Robert Frost once wrote. I like that. His kind of teaching is
not logical, nor is his kind of associating, nor healing. His
kind of love does not calculate. His path will not lead to riches
or high public office. We know, in fact, where his path will
lead, even as we happily wave palm branches this morning.
I hope you will be present as often as you can this week, for
worship on Thursday and Friday as well as next Sunday. Not just
to pad the attendance rolls, which we really don’t do
anyway, but to grasp the fullness of the story and the story’s
full grasp on you.
We will consider the “who is he?” question next
week – the one who rose for us. But we must consider it
fully, in as much as he is the one who enters the city for us,
and with us, ahead of us and along side of us.

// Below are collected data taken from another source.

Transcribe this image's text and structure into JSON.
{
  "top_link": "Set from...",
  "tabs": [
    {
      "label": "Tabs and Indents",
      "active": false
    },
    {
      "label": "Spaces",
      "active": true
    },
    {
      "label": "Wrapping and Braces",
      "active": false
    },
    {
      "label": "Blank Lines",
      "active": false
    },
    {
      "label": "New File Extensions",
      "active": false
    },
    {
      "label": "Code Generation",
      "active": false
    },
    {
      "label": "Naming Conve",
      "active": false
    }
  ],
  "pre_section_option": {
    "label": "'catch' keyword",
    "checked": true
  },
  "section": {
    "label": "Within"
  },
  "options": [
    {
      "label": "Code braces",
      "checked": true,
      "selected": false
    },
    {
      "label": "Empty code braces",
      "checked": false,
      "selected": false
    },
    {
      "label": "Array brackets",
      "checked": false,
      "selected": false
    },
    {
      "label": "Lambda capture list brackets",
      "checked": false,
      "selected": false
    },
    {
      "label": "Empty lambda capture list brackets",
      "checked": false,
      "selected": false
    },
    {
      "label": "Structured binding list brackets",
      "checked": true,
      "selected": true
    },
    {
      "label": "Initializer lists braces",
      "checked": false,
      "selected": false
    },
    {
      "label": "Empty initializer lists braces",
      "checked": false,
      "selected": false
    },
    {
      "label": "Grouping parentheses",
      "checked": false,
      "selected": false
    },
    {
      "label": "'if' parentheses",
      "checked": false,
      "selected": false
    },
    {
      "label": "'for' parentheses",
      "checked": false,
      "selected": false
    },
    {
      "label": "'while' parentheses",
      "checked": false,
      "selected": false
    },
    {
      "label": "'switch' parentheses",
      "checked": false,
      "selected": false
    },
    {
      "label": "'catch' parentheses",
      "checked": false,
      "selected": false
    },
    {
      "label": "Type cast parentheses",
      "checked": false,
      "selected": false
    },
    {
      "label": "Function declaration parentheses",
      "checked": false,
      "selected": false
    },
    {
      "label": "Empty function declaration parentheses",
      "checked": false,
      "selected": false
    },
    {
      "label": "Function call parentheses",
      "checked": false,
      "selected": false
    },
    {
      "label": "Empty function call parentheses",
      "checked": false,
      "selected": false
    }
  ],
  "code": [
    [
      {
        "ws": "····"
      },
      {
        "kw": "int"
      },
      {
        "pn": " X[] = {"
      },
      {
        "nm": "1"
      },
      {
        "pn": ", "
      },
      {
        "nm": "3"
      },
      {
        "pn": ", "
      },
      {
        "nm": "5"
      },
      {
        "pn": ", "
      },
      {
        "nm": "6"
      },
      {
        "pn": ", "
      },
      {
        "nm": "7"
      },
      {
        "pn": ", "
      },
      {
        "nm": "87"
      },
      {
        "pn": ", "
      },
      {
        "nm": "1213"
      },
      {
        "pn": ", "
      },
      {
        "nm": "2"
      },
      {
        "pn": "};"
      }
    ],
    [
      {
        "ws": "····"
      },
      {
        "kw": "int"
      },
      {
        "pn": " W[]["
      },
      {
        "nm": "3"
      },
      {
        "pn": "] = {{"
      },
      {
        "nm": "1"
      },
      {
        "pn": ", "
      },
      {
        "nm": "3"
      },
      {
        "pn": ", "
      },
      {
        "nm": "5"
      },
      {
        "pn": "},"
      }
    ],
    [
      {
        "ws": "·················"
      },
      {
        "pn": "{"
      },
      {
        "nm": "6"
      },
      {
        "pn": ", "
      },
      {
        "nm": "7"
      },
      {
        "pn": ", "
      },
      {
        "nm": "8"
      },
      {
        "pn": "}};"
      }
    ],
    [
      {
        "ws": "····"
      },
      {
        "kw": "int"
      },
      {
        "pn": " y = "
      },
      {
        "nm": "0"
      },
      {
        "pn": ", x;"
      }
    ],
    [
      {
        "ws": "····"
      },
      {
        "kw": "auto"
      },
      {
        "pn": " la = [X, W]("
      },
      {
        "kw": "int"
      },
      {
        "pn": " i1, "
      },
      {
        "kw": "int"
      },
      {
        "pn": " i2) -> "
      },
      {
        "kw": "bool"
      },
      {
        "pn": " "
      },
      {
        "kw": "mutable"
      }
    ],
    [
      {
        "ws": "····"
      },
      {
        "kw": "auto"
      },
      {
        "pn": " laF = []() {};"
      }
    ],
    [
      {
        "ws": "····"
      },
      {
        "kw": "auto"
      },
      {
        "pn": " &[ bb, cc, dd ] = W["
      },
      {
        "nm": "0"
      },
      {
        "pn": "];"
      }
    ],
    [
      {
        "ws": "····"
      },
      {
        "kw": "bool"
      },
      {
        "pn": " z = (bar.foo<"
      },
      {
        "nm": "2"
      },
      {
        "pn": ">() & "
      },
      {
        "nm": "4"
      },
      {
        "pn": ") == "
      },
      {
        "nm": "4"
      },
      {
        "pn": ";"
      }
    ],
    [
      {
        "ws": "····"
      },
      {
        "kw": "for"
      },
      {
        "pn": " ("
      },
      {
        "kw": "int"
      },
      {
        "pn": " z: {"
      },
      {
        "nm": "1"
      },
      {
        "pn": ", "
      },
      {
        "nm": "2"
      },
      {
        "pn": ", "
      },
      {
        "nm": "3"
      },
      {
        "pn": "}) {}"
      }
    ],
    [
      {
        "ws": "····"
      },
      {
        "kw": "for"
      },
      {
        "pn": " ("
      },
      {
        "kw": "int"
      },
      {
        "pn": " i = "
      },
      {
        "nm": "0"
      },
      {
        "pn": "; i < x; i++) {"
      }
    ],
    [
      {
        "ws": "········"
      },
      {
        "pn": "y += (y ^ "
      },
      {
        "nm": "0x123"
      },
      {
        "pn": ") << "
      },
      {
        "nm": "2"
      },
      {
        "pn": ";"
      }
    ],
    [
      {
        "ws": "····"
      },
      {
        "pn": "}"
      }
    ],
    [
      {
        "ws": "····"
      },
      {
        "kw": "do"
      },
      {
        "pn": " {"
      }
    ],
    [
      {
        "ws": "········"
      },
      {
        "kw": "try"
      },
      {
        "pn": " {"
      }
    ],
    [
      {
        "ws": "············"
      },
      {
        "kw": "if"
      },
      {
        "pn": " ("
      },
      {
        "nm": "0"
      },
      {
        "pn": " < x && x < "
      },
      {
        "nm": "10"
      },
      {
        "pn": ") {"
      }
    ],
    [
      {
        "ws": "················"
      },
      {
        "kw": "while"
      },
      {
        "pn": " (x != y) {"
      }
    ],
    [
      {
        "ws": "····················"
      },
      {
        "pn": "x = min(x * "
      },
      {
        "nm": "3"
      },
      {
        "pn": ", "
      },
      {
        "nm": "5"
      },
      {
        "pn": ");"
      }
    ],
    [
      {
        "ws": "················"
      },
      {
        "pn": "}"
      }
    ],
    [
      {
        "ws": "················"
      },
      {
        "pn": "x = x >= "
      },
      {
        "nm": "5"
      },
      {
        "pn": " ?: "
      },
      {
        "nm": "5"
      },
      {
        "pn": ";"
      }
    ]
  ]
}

He is the one who reaches out to us so that we may in turn
reach out to a broken and fearful world. He is the one who challenges
power for us – political and religious – and by
so doing, shows us true power’s transforming possibility.
And by exploring the question of who he is, we begin to make
tentative, provisional answer to the question of who we are
– you, me, all of us together, as we will wave our palms
shouting “hosanna,” as we will stand at the trial
shouting “crucify him,” as we will gather at the
foot of the cross, and even to resurrection day.
That is to say: who we are is because of who he is. The journey
does not begin today, nor does it end. It continues, into the
city, into the very heart of the gospel, and the love of a prophet
and teacher and healer, and so much more. Amen.